A lot has happened since Qualcomm announced its as-yet-unclosed $44bn acquisition of NXP Semiconductors in October 2016. The would-be buyer has successfully fended off an unwelcome suitor in what would have been the tech industry’s largest transaction. It has seen a former king at the company look to raise an army and reclaim the throne. Meanwhile, as Qualcomm’s deal has languished in limbo, more than 150 other chipmakers have been gobbled up, according to 451 Research’s M&A KnowledgeBase.
While those matters are mostly closed, Qualcomm’s bid for NXP remains open. At least it remains open for another day. The deadline for gaining the last remaining regulatory approval for the transaction is Wednesday night, just hours after it is scheduled to report fiscal third-quarter results.

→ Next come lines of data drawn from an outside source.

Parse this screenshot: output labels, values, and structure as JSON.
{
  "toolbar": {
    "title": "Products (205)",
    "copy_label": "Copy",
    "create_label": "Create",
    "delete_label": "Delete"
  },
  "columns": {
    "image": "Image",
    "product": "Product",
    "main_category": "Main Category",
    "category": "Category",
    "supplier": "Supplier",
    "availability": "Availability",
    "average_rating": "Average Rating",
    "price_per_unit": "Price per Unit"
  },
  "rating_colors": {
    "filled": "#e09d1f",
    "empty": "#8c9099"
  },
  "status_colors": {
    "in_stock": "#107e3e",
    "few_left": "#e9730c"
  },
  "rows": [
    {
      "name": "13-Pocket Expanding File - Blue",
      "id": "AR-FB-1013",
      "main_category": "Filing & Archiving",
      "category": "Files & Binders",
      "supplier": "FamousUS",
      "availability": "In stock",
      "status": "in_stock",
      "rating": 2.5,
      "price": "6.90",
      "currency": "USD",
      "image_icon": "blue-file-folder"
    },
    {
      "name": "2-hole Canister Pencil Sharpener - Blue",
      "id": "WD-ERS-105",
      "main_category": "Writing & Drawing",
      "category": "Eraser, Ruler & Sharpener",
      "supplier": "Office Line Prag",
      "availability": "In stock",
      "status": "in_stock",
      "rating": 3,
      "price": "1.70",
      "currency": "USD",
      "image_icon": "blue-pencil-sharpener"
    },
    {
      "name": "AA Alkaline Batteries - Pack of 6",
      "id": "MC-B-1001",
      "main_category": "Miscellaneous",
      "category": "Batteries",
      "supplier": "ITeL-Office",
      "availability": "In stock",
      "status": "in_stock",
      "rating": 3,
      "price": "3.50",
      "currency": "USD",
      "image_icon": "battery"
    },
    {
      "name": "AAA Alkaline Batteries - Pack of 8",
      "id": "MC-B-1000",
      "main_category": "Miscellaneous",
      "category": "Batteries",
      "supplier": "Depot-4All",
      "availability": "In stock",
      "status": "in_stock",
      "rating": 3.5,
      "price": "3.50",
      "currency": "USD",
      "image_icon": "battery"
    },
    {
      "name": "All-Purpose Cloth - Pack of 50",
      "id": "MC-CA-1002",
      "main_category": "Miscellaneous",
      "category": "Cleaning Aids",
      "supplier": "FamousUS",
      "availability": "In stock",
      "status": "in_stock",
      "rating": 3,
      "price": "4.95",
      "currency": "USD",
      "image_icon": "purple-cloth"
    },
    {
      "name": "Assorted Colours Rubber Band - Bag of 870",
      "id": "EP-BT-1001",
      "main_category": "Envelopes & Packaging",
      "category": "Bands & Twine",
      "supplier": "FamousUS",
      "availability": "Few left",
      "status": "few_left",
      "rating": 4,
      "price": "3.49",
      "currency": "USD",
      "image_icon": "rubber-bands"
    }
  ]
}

Qualcomm and NXP have the green light from all of the necessary national and international bodies except one: China. Qualcomm extended its bid for NXP last April, when it refiled its application to China’s Ministry of Commerce. At the time, the company said it would walk away from the deal if it didn’t get approval on July 25 and pay a $2bn breakup fee to NXP the following day.
Right now, that appears likely to happen. Investors have put almost a 20% discount on NXP shares, compared with Qualcomm’s already raised offer of $127.50 in cash for each share of NXP. Over the past month, the discrepancy between the two prices has widened in almost every trading session. In mid-afternoon trading on Tuesday, NXP stock was changing hands at about $102.
Of course, that period has also seen a near continuous escalation in the trade war between the US and China. (We recently noted how tech acquisitions and investments have suffered pretty serious collateral damage in the ongoing spat between the two economic superpowers. China is currently on pace to purchase the fewest number of US tech providers since the country began shopping here about a half-decade ago, according to the M&A KnowledgeBase.)
Assuming Wall Street’s terminal view of the deal does indeed come to pass, what will happen to the two sides? For NXP, it’s pretty simple: deposit the $2bn termination fee into its treasury and go on with business. (It’s a pretty significant windfall for the company, which generated only $2.2bn in profit in all of last year.)
For Qualcomm, which would remain inexorably tied to the ever-maturing cellphone market, the options are a bit more limited. Nonetheless, one move we can probably rule out: Unlike Broadcom, the chipmaker that tried to buy Qualcomm, we don’t see the 33-year-old semiconductor provider announcing a multibillion-dollar purchase of a software vendor. Even two weeks on, Broadcom’s $19bn acquisition of CA Technologies is still a bit of a head-scratcher.